The doctor didn’t disappoint. And sensing the big reveal was coming soon, I quickly got Mark busy with the crayons and paper I’d tucked inside my purse. As if on cue, Mark picked up a crayon just as the doctor picked up a dry eraser marker.
The doctor unceremoniously wrote “2% – 3%” on the board. Then, turned to give us a “quick and dirty” primer on genetics.
“Identical by decent—or ‘IBD’ for short –describes a matching portion of DNA that’s inherited from a common ancestor,” the doctor began. “When a child is conceived, he or she receives half of their chromosomal makeup from their mother and half from the father.”
Biology admittedly wasn’t my strong suit in school. (I was partial to the Earth sciences.) But I followed the doctor so far. And a quick glance at Jason as he nodded along showed that he followed so far, too. We waited with bated breath for the good stuff.
“Normally, there’s enough genetic variety that there are no issues,” the doctor explained. “But sometimes there’s not. Sometimes when people are related biologically and procreate, there’s duplications.” And that’s when the doctor turned back to the white board and circled the numbers he’d written before.
“A minute amount of duplication is normal. But when the amount reaches this percentage, it’s time to sit parents down and have a very serious conversation about the potential consequences,” the doctor continued. And that’s when he picked up the marker and wrote another number: 19.1%.
“What does that mean?!” I stammered. My words feigned ignorance, but my tone couldn’t adequately hide my concern.
“Well,” he began carefully. “It could mean a lot. It could mean nothing. What it does mean is that Mark has an incredibly high probability of suffering from a wide variety of autosomal recessive conditions, conditions that require that 2 abnormal genes be present. He could be affected now. He could be affected in the future. He could be incredibly lucky and never be affected at all. We just don’t know…”
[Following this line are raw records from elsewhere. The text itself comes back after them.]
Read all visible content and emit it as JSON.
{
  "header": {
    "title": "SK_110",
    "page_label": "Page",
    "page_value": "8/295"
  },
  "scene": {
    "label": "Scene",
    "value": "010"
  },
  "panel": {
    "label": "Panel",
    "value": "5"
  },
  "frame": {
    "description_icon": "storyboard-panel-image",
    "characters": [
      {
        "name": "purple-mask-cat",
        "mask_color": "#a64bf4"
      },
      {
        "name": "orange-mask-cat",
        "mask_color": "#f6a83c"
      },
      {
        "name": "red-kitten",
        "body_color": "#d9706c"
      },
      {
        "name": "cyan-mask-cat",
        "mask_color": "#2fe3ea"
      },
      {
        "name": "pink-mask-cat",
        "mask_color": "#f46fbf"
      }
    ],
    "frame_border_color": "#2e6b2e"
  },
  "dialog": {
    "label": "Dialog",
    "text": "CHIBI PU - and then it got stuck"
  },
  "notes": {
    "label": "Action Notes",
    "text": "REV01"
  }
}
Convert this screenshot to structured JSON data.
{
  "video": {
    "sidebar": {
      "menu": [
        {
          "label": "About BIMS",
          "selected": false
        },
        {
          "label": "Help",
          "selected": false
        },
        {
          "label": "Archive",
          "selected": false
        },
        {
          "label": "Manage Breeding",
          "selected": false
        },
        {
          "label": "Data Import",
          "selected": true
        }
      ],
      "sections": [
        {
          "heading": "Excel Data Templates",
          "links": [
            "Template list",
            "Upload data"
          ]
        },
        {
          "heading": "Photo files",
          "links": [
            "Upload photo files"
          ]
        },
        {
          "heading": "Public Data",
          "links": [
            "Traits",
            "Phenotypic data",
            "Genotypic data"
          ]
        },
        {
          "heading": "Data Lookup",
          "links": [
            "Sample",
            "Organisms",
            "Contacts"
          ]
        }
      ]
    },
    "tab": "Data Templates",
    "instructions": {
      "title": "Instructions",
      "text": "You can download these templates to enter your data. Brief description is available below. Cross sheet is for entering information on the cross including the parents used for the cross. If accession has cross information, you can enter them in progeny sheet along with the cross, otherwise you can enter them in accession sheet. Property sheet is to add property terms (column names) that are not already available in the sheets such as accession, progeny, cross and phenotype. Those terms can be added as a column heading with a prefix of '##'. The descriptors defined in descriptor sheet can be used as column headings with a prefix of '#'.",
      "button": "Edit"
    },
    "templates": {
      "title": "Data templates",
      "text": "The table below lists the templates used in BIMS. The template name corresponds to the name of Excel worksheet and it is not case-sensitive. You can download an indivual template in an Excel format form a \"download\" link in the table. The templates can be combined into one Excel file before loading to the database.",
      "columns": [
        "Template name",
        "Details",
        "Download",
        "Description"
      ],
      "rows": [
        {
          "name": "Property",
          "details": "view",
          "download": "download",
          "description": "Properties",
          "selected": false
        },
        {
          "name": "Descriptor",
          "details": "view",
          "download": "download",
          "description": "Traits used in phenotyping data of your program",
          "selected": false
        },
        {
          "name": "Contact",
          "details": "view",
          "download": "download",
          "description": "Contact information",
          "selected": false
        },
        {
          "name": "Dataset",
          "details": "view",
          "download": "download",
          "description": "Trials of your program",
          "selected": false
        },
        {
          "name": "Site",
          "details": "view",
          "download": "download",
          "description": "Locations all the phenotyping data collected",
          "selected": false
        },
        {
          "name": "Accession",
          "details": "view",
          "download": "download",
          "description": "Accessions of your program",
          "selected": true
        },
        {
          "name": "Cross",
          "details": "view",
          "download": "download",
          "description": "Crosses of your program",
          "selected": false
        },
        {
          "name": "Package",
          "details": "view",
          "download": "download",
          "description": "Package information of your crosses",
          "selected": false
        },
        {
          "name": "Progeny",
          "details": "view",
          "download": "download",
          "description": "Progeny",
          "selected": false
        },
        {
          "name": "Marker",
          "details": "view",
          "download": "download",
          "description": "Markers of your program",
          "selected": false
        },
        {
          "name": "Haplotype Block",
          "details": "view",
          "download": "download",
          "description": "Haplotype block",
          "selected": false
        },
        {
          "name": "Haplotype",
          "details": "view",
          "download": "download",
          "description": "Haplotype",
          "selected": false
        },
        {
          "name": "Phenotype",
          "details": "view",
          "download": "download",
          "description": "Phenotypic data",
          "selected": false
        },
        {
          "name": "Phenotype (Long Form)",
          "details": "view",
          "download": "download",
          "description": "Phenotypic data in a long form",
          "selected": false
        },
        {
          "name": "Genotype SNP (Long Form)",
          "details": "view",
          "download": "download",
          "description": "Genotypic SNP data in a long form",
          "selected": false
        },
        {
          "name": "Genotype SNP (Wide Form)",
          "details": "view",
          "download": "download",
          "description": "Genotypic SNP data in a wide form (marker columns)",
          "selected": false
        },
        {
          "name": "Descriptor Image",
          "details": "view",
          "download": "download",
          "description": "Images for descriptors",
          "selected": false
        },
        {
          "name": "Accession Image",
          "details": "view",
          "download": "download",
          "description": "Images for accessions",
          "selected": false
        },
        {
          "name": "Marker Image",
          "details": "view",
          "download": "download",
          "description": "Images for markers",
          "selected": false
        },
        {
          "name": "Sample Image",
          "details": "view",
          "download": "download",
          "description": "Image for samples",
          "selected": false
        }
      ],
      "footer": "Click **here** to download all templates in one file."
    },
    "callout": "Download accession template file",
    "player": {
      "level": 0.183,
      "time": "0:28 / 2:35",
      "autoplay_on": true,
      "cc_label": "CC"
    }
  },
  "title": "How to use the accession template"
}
The doctor continued to rattle on about things such as “long continuous strands of homozygosity” and “high degrees of consanguinity,” two things that Mark also had. But, frankly, I kind of shut off. Suddenly, I didn’t care about the science part of things. Instead, my attention turned to a simultaneously pragmatic and compassionate place. I stopped looking at the doctor and focused instead on the little boy who was currently sitting at my feet.
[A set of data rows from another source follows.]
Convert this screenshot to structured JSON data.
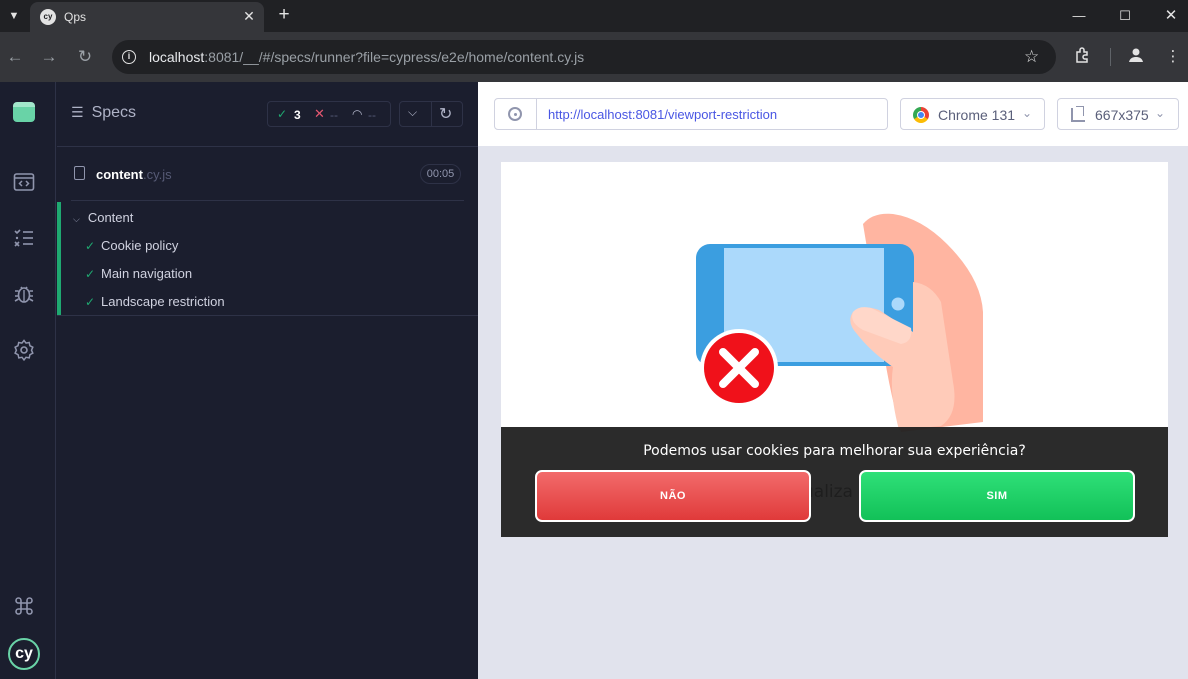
{
  "browser": {
    "tab_title": "Qps",
    "tab_favicon": "cy",
    "url_host": "localhost",
    "url_rest": ":8081/__/#/specs/runner?file=cypress/e2e/home/content.cy.js",
    "icons": [
      "tab-search-icon",
      "close-icon",
      "new-tab-icon",
      "back-icon",
      "forward-icon",
      "reload-icon",
      "site-info-icon",
      "star-icon",
      "extensions-icon",
      "profile-icon",
      "menu-icon",
      "minimize-icon",
      "maximize-icon",
      "window-close-icon"
    ]
  },
  "sidenav": {
    "icons": [
      "app-logo-icon",
      "runs-icon",
      "specs-list-icon",
      "debug-icon",
      "settings-icon",
      "keyboard-shortcuts-icon",
      "cypress-logo-icon"
    ],
    "logo_text": "cy"
  },
  "reporter": {
    "specs_label": "Specs",
    "passed": "3",
    "failed": "--",
    "pending": "--",
    "spec_name": "content",
    "spec_ext": ".cy.js",
    "duration": "00:05",
    "suite_title": "Content",
    "tests": [
      {
        "title": "Cookie policy",
        "state": "passed"
      },
      {
        "title": "Main navigation",
        "state": "passed"
      },
      {
        "title": "Landscape restriction",
        "state": "passed"
      }
    ]
  },
  "aut": {
    "url": "http://localhost:8081/viewport-restriction",
    "browser": "Chrome 131",
    "viewport": "667x375"
  },
  "site": {
    "partial_text": "ualiza",
    "cookie_message": "Podemos usar cookies para melhorar sua experiência?",
    "btn_no": "NÃO",
    "btn_yes": "SIM",
    "colors": {
      "no": "#e83f3f",
      "yes": "#17c95c",
      "bar": "#2a2a2a",
      "phone": "#3b9ee0",
      "error": "#f0111a"
    }
  }
}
“Momma, what matter be?” Mark said the moment our eyes met. He immediately dropped the crayon he was holding, stood up and reached for my scarf again.
“Nothing, Sweetie. Shhh…” I whispered as I helped him unravel the colorful swath of fabric that had found its way back to my neck. As he carefully wrapped it around his own, I lifted him up on my lap.
Sometime between the doctor’s impromptu genetics lesson and my own question about Mark’s test results, Jason redirected the conversation to the massive spreadsheet that was also sent along by the genetics lab. It contained a staggering list of over 370 different autosomal recessive genetic conditions that science—up to that point—could identify in those same areas where Mark’s genetic makeup showed duplications.
In short, all the doctor could say was maybe Mark would develop these conditions. Maybe not. But there is no doubting the fact that the odds are extraordinarily stacked against him. Additionally, the doctor pointed out, there is a very high likelihood that whatever Mark currently suffers from isn’t even on the books yet. To say that the study of human genetics is complicated is a vast understatement. Scientists have discovered much, but they’re still working to completely unravel all of its intricate mysteries. And so, sat our little boy smackdab in the middle of a medical mystery of his own. But the very fact that he’s here—alive and functioning as well as he is—is a medical marvel, too. And that truth didn’t escape me then nor does it still today.